Avoid memory overhead: this is a tricky one. To understand this, we’ll have to dive into the implementation of vtkDataCache. vtkDataCache stores vtkObject’s. Hence it can manage reference count for the stored object to release it for garbage collection or keep it around.
When something is added to the cache, besides the object being cached, the arguments to AddToCache take in a set of arguments which comprise the key followed by an optional vtkObject* that we call the context. The key can comprise of vtkObject*s and std::strings (any copyable, comparable type can be supported here, but for now let’s just use strings for simplicity). The cache adds ModifiedEvent and DeleteEvent observers to all vtkObjects in key and context arguments. If any of those are fired, the cache simply release the reference to the cached vtkObject, thus releasing it. That is it! This simple trick minimizes memory overhead. With key, we are assured that it any item that affects the cached result changes, the cache will be flushed. With context, we are assured that if the filter itself changes we don’t need to keep around cached data for it. The context could easily be part of the key, however, keeping it separate enables multiple instances of vtkDataSetSurfaceFilter share the cache while still ensuring that if the filters go away, the cache is flushed.

The beauty of this approach is we no longer need to invest in any changes to the VTK pipeline or filters to deal with static meshes. Computation results are now keyed only on input arrays that affect the result and hence will not be recomputed unless necessary.

The cache can be used to store things like array ranges too. Currently, computing array ranges does not take into account masks or ghost arrays. We can easily start supporting that and use cache to avoid recomputing ranges.

The cache can be used by readers too to avoid re-reading data from disk when iterating through time or if array selection, for example, changes etc.

The cache also works for caching this things like point/cell locators without requiring any changes to dataset API. Thus, no need to start storing point-locators with vtkPoints to avoid rebuilding them, the cache can help with that effortlessly!

It’s not limited a specific use-case either, as is the case with vtkOpenGLVertexBufferObjectCache.

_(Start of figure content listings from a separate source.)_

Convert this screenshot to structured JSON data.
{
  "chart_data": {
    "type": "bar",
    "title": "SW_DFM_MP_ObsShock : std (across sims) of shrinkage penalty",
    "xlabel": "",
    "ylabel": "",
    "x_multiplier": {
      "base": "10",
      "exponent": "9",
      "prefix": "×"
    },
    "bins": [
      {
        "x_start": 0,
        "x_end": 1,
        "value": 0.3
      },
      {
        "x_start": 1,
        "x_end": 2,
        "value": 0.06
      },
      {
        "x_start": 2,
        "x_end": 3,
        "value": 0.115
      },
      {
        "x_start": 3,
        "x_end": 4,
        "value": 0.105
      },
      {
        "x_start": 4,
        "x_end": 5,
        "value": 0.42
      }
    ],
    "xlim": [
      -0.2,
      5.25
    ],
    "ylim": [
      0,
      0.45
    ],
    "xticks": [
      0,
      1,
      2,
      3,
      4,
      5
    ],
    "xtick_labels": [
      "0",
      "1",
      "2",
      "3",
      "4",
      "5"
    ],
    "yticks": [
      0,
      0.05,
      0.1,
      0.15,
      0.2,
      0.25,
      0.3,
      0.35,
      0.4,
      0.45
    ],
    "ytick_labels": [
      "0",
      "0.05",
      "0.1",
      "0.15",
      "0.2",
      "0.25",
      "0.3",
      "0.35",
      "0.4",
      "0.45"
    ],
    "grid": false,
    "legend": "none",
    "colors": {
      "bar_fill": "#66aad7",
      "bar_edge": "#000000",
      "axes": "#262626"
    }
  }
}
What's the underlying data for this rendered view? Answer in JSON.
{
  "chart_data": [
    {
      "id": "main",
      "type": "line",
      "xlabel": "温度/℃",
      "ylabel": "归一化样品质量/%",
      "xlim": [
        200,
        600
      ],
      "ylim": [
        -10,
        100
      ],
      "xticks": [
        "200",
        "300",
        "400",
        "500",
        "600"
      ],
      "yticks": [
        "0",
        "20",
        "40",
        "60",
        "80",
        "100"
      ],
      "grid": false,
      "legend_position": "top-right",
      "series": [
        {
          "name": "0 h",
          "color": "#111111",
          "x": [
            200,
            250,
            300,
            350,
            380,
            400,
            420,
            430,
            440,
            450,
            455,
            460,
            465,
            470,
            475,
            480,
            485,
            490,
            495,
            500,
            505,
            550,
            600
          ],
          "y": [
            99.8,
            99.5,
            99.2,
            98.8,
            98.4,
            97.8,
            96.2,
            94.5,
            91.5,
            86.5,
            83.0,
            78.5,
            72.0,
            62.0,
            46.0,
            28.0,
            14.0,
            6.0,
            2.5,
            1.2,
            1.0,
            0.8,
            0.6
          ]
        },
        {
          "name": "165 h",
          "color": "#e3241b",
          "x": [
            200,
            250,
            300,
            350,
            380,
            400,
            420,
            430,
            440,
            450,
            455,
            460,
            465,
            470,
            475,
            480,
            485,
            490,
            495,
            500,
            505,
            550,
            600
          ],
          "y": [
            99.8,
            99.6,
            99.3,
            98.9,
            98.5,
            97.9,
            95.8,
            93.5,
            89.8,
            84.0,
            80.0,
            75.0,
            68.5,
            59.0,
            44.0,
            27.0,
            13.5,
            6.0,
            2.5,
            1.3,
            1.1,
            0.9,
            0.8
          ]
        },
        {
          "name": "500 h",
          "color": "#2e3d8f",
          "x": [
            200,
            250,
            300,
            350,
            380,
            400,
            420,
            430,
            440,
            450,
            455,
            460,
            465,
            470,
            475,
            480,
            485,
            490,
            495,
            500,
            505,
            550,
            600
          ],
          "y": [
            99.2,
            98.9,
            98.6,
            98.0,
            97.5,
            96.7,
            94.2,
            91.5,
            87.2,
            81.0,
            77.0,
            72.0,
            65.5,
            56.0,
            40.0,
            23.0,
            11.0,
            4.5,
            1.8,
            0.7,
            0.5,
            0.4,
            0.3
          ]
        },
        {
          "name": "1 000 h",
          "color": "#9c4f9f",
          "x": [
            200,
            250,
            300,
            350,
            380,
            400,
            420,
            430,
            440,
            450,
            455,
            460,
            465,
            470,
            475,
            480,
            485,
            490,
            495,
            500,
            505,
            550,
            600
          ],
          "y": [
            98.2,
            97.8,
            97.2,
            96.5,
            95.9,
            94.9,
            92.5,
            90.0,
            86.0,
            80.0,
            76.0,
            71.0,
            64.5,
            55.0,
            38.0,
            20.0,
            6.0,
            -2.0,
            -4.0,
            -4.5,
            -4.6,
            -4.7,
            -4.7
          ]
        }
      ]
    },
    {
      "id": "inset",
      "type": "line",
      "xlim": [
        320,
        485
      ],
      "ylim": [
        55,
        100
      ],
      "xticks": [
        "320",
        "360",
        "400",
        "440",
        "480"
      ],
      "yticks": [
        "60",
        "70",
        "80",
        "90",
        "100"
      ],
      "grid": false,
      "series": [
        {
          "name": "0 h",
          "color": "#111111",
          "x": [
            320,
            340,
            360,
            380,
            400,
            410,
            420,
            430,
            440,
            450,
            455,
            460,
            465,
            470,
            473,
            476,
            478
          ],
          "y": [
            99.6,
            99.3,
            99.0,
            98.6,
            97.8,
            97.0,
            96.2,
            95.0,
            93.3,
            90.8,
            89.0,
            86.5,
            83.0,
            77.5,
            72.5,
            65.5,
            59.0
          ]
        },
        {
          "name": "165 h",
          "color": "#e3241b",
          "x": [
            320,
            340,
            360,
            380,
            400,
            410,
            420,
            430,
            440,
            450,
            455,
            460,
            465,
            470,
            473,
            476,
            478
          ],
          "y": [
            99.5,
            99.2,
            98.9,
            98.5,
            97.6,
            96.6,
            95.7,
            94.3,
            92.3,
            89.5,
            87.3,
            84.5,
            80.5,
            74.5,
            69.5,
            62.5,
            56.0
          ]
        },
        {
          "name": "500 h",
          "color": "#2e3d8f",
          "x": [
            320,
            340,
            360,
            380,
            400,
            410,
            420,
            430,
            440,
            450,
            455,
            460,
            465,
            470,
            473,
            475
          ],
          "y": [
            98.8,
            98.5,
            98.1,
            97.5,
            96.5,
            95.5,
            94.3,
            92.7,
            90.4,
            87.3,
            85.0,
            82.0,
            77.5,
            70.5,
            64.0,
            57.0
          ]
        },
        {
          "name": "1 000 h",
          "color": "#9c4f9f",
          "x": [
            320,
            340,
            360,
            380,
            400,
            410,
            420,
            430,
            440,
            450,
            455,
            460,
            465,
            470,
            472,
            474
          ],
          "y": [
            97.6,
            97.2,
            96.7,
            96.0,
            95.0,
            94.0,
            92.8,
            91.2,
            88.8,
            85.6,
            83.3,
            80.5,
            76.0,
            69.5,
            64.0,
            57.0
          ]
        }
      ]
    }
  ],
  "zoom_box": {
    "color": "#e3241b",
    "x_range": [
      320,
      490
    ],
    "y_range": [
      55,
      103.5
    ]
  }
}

The proposed cache can not only store vtkOpenGLVertexBufferObject, but also things like ranges, locators, you name it. Also, vtkDataCache does not require any explicit Remove calls. Using modification and delete events fired from key and context objects, it can automatically remove obsolete entries.

Thoughts? Suggestions? Critiques?

4 Likes

I would be very happy to see this implemented :slight_smile:

There will probably be some issues with thread access to the cache, especially as vtkSMPTools becomes more prevalent. You might either

  • lock access to the cache with a mutex or
  • make the static instance() method return a thread_local instance and provide some reduce operation for caches across threads.

This is fantastic! I second Dave’s comment about threaded access. Probably a mutex around modification and access…

Indeed; ensuring the API on vtkDataCache is thread-safe will be important. And also documenting so developers are aware of potential mutex. That may encourage them to move the cache access outside the threaded loop, which would be the best approach, performance-wise, anyways.

Nice work Utkarsh!!!

It seems to use this effectively we need to modify many filters / classes to make them cache aware and take advantage of this capability. I’d like to do this in an organized way so we don’t end up with another feature in VTK that is partially implemented. Locators are very high on my list to address. It would be good to work through one use case to fully understand what the implications are…

This would be a nice feature to have. I was just wondering if a cache size limit would be necessary. In this case a cache policy should be defined : LRU, FIFO, LFU …(as a property of the class or as a template parameter) in order to remove data when the size limit is exceeded.

I’ve started putting together an implementation of the vtkDataCache, so far seems promising. I was worried I was getting too lofty with the variadic arguments but seems like it’s workable. I’m also building a test that will test the guarantees made by the cache. Next, I am hoping to modify the geometry filters esp. the ones used in ParaView. That’d be a good place to test the impact of this. We can coordinate how to expand that to locator uses etc.

Perhaps. Originally, I was toying with the idea that the cache itself will only store weak-pointers. In the case I described, if the geometry filter put out the original ids array it generated as an array in the output dataset, the ids arrays will be held on to by something else and hence the cache will only be making it accessible rather than actually caching it. This falls apart if people use the cache to store intermediate results that are not added the output data object, or for things like locators, ranges etc. Something to ponder for sure.

Here’s a quick implementation: !8347.